As our nation begins to emerge from the economic downturn, self-storage owners should consider some of the tax advantages that can be realized using cost segregation, and the recent changes to regulations that allow net operating losses to be carried for up to five years.
Under the new regulations, if you’ve paid taxes over the last few years and are now operating at a net loss, you can apply last year’s losses back five years. You may also want to consider using cost segregation to increase net operating loss and gain the tax benefit.
This, in turn, may free up some capital to take advantage of what every real estate investor sees as the second coming of the Resolution Trust Corp. of the late 1980s and early 1990s.
Traditional, straight-line 39-year depreciation has generally been the norm for self-storage owners. But over the last few years, many owners have considered cost segregation and accounting modification to free up the capital necessary to take advantage of the real estate investment climate.
The following questions will help you determine if your property is a good candidate to benefit from a cost-segregation analysis. If your answer is “yes” to these, you may be able to apply cost segregation to your facility.
- Is your facility worth more than $1 million, excluding the land?
- Do you plan on holding on to the facility for the next few years?
- Have you purchased or built your facility in the last 15 years?
- Do you have taxable income?
What Is Cost Segregation?
Cost segregation is an analysis performed by an engineer to determine if various facets of your buildings can be reclassified into five-, seven- or 15-year depreciation schedules. The goal is to increase the depreciation amount in the initial years of your investment and decrease your tax bill. But remember: Only the improvements can be depreciated, not the land.

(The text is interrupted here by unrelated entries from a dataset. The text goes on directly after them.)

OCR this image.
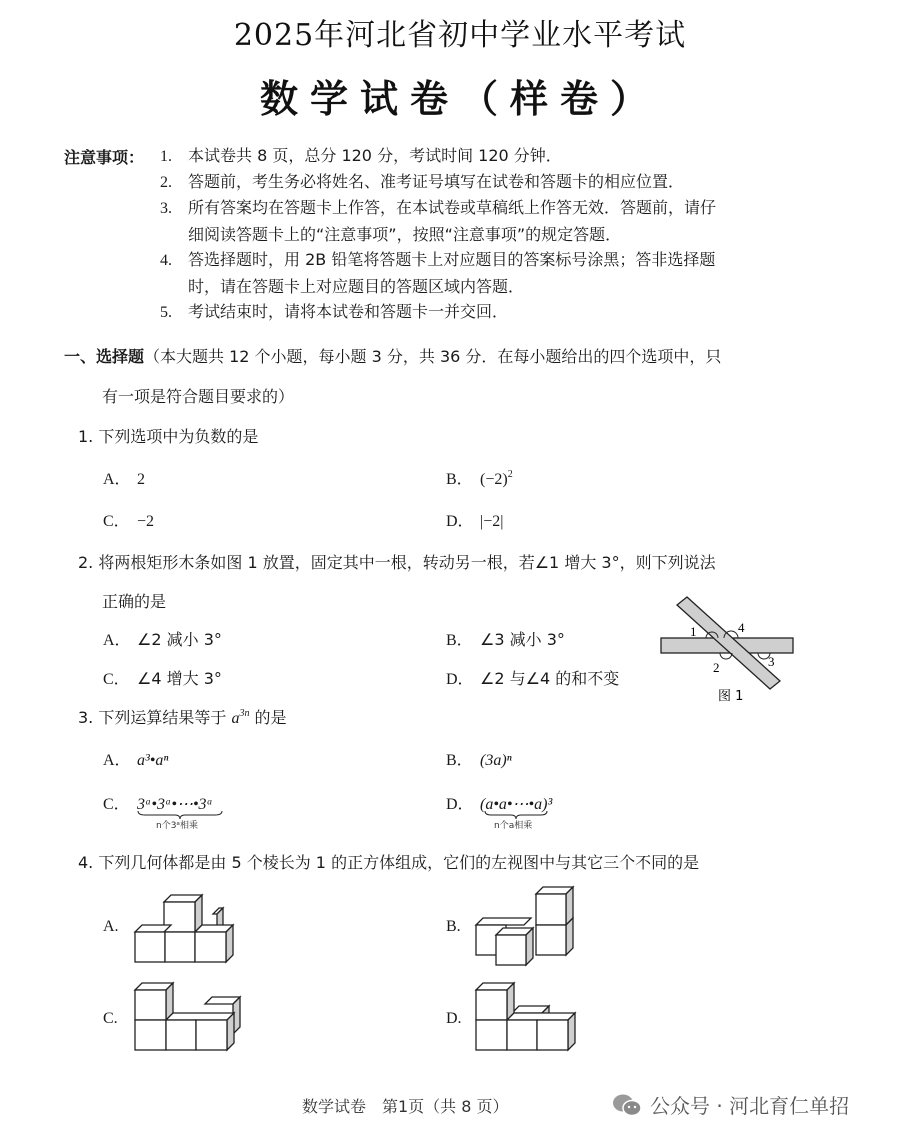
2025年河北省初中学业水平考试
数学试卷（样卷）
注意事项： 1. 本试卷共 8 页，总分 120 分，考试时间 120 分钟．
2. 答题前，考生务必将姓名、准考证号填写在试卷和答题卡的相应位置．
3. 所有答案均在答题卡上作答，在本试卷或草稿纸上作答无效．答题前，请仔
细阅读答题卡上的“注意事项”，按照“注意事项”的规定答题．
4. 答选择题时，用 2B 铅笔将答题卡上对应题目的答案标号涂黑；答非选择题
时，请在答题卡上对应题目的答题区域内答题．
5. 考试结束时，请将本试卷和答题卡一并交回．
一、选择题（本大题共 12 个小题，每小题 3 分，共 36 分．在每小题给出的四个选项中，只
有一项是符合题目要求的）
1. 下列选项中为负数的是
A． 2	B． $(-2)^2$
C． −2	D． |−2|
2. 将两根矩形木条如图 1 放置，固定其中一根，转动另一根，若∠1 增大 3°，则下列说法
正确的是
A． ∠2 减小 3°	B． ∠3 减小 3°
C． ∠4 增大 3°	D． ∠2 与∠4 的和不变
1
2	3
4
图 1
3. 下列运算结果等于 $a^{3n}$ 的是
A． a³•aⁿ	B． (3a)ⁿ
C． 3ᵃ•3ᵃ•⋯•3ᵃ
n个3ᵃ相乘
D． (a•a•⋯•a)³
n个a相乘
4. 下列几何体都是由 5 个棱长为 1 的正方体组成，它们的左视图中与其它三个不同的是
A.	B.
C.	D.
数学试卷　第1页（共 8 页）	公众号 · 河北育仁单招
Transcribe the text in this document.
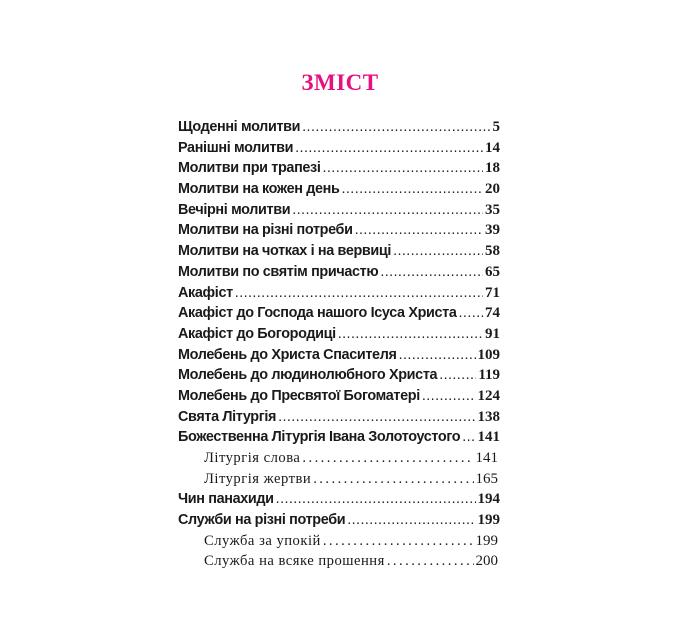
ЗМІСТ
Щоденні молитви .....	5
Ранішні молитви .....	14
Молитви при трапезі .....	18
Молитви на кожен день .....	20
Вечірні молитви .....	35
Молитви на різні потреби .....	39
Молитви на чотках і на вервиці .....	58
Молитви по святім причастю .....	65
Акафіст .....	71
Акафіст до Господа нашого Ісуса Христа ..... 74
Акафіст до Богородиці .....	91
Молебень до Христа Спасителя .....	109
Молебень до людинолюбного Христа .....	119
Молебень до Пресвятої Богоматері .....	124
Свята Літургія .....	138
Божественна Літургія Івана Золотоустого ..... 141
Літургія слова . . .	141
Літургія жертви . . .	165
Чин панахиди .....	194
Служби на різні потреби .....	199
Служба за упокій . . .	199
Служба на всяке прошення . . .	200
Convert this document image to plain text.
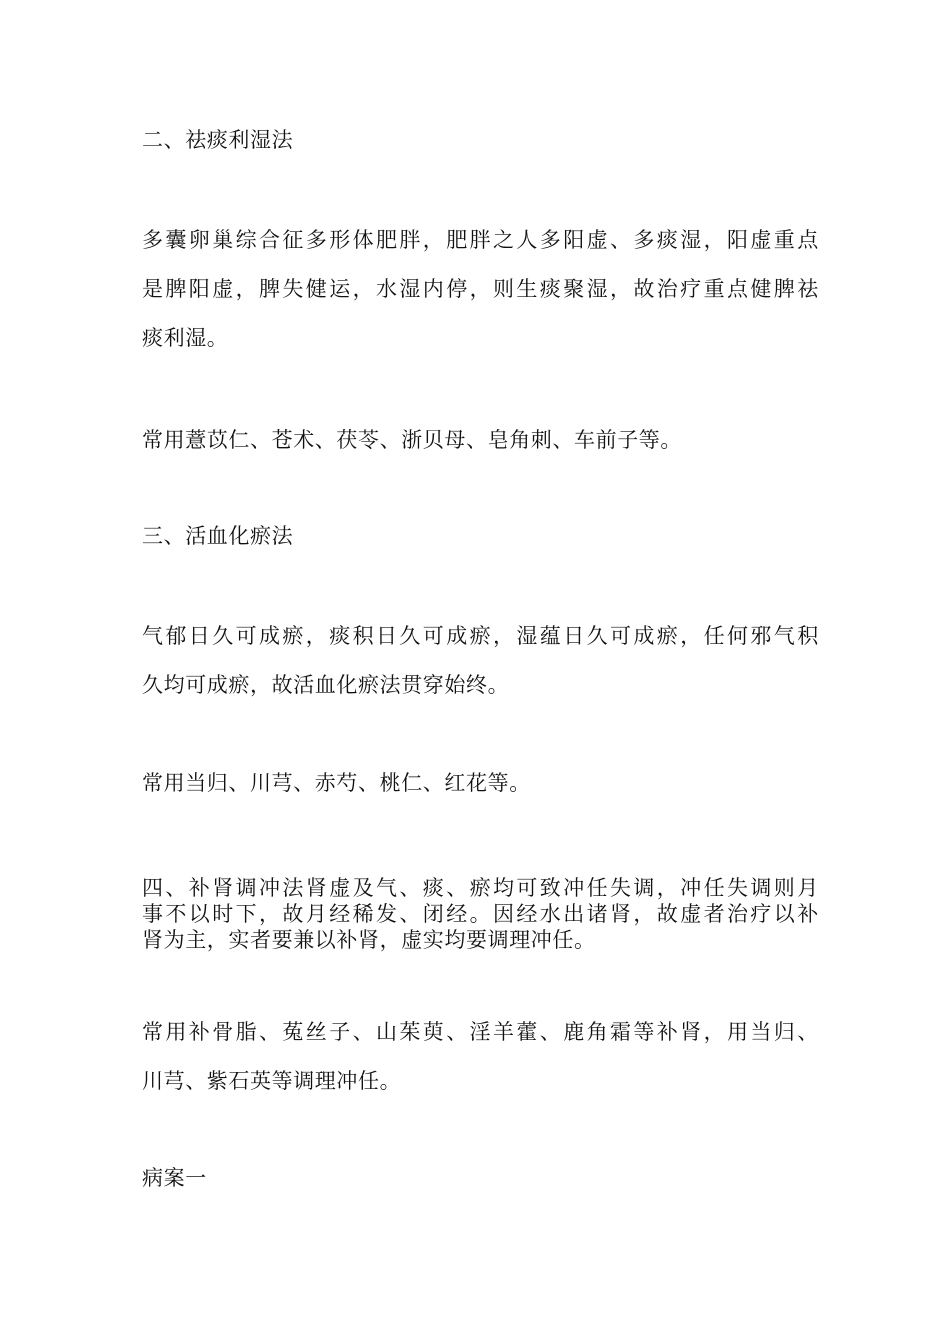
二、祛痰利湿法
多囊卵巢综合征多形体肥胖，肥胖之人多阳虚、多痰湿，阳虚重点
是脾阳虚，脾失健运，水湿内停，则生痰聚湿，故治疗重点健脾祛
痰利湿。
常用薏苡仁、苍术、茯苓、浙贝母、皂角刺、车前子等。
三、活血化瘀法
气郁日久可成瘀，痰积日久可成瘀，湿蕴日久可成瘀，任何邪气积
久均可成瘀，故活血化瘀法贯穿始终。
常用当归、川芎、赤芍、桃仁、红花等。
四、补肾调冲法肾虚及气、痰、瘀均可致冲任失调，冲任失调则月
事不以时下，故月经稀发、闭经。因经水出诸肾，故虚者治疗以补
肾为主，实者要兼以补肾，虚实均要调理冲任。
常用补骨脂、菟丝子、山茱萸、淫羊藿、鹿角霜等补肾，用当归、
川芎、紫石英等调理冲任。
病案一
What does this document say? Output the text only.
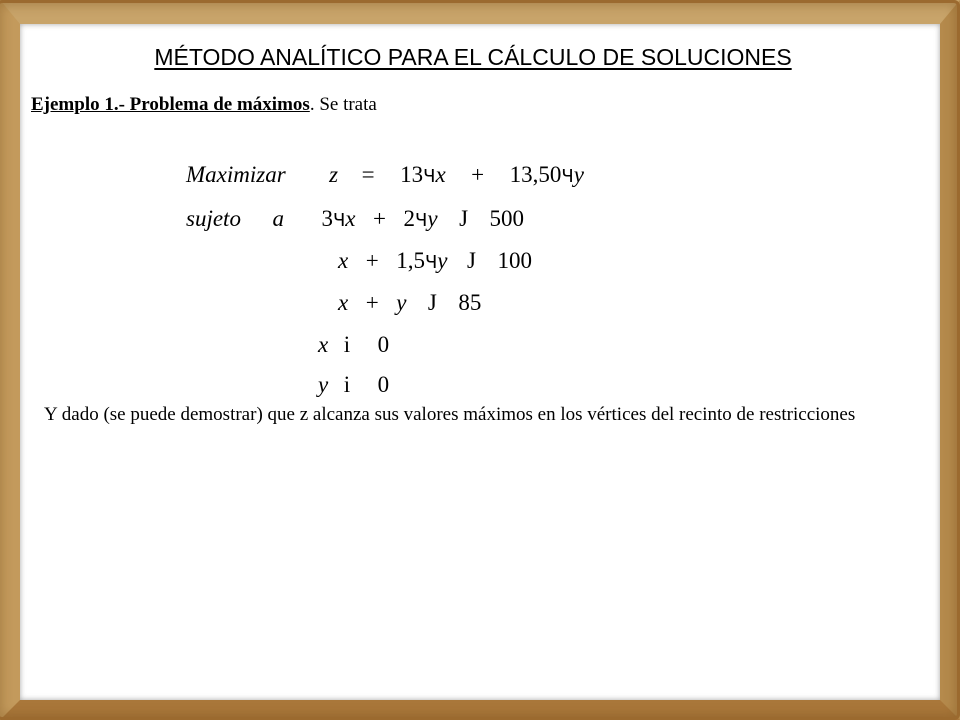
MÉTODO ANALÍTICO PARA EL CÁLCULO DE SOLUCIONES
Ejemplo 1.- Problema de máximos. Se trata
Maximizar z = 13Чx + 13,50Чy
sujeto a 3Чx + 2Чy J 500
x + 1,5Чy J 100
x + y J 85
x i 0
y i 0

Y dado (se puede demostrar) que z alcanza sus valores máximos en los vértices del recinto de restricciones
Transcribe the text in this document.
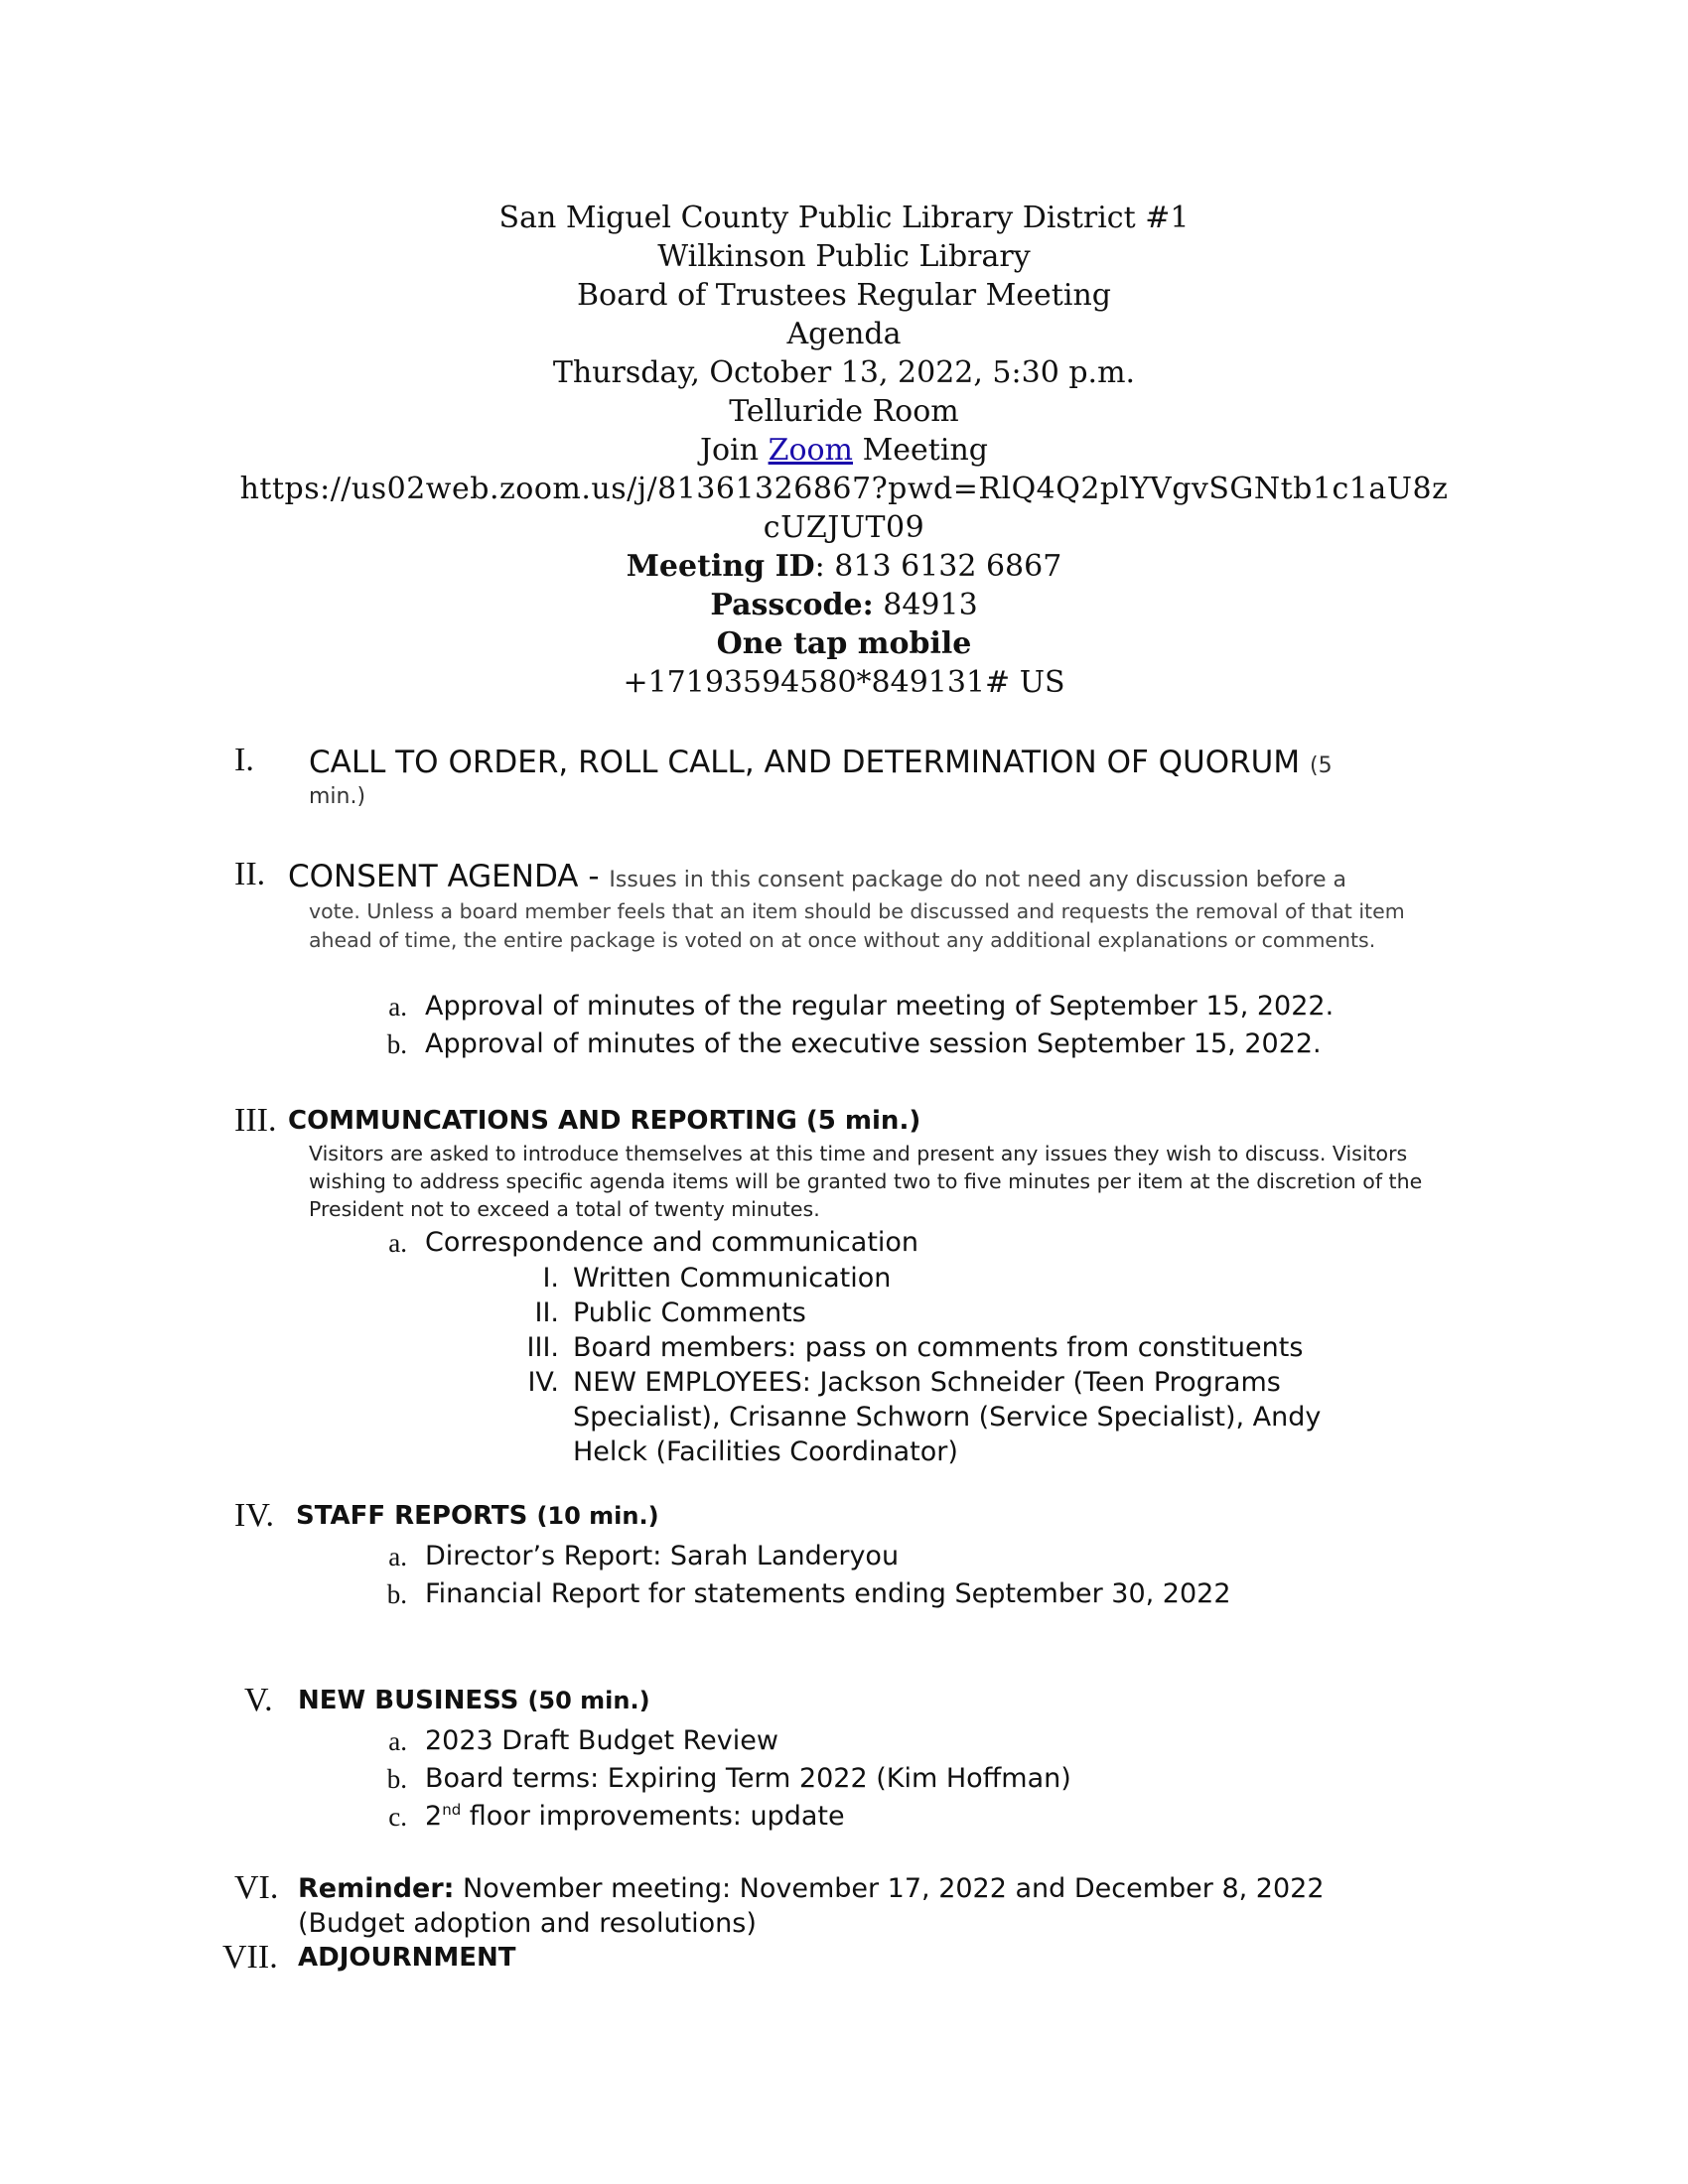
San Miguel County Public Library District #1
Wilkinson Public Library
Board of Trustees Regular Meeting
Agenda
Thursday, October 13, 2022, 5:30 p.m.
Telluride Room
Join Zoom Meeting
https://us02web.zoom.us/j/81361326867?pwd=RlQ4Q2plYVgvSGNtb1c1aU8z
cUZJUT09
Meeting ID: 813 6132 6867
Passcode: 84913
One tap mobile
+17193594580*849131# US
I. CALL TO ORDER, ROLL CALL, AND DETERMINATION OF QUORUM (5
min.)
II. CONSENT AGENDA - Issues in this consent package do not need any discussion before a
vote. Unless a board member feels that an item should be discussed and requests the removal of that item ahead of time, the entire package is voted on at once without any additional explanations or comments.
a. Approval of minutes of the regular meeting of September 15, 2022.
b. Approval of minutes of the executive session September 15, 2022.
III. COMMUNCATIONS AND REPORTING (5 min.)
Visitors are asked to introduce themselves at this time and present any issues they wish to discuss. Visitors wishing to address specific agenda items will be granted two to five minutes per item at the discretion of the President not to exceed a total of twenty minutes.
a. Correspondence and communication
I. Written Communication
II. Public Comments
III. Board members: pass on comments from constituents
IV. NEW EMPLOYEES: Jackson Schneider (Teen Programs Specialist), Crisanne Schworn (Service Specialist), Andy Helck (Facilities Coordinator)
IV. STAFF REPORTS (10 min.)
a. Director’s Report: Sarah Landeryou
b. Financial Report for statements ending September 30, 2022
V. NEW BUSINESS (50 min.)
a. 2023 Draft Budget Review
b. Board terms: Expiring Term 2022 (Kim Hoffman)
c. 2nd floor improvements: update
VI. Reminder: November meeting: November 17, 2022 and December 8, 2022
(Budget adoption and resolutions)
VII. ADJOURNMENT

Components such as asphalt paving, sidewalks, curbing, fencing, security lighting and underground utilities have specifically been identified by the IRS as improvements with a 15-year depreciation schedule. Other components such as security gates, certain types of flooring and alarm systems can be reclassified into a five- to seven-year deprecation period.
This increase in depreciation essentially defers your taxes due and, therefore, has the same effect as borrowing money from the U.S. government with no interest. Furthermore, if your accountant has been depreciating your facility using straight-line 39-year depreciation, you can file IRS Form 3115, “Change of Accounting,” and catch up this year on all the accelerated depreciation since you purchased or built your facility.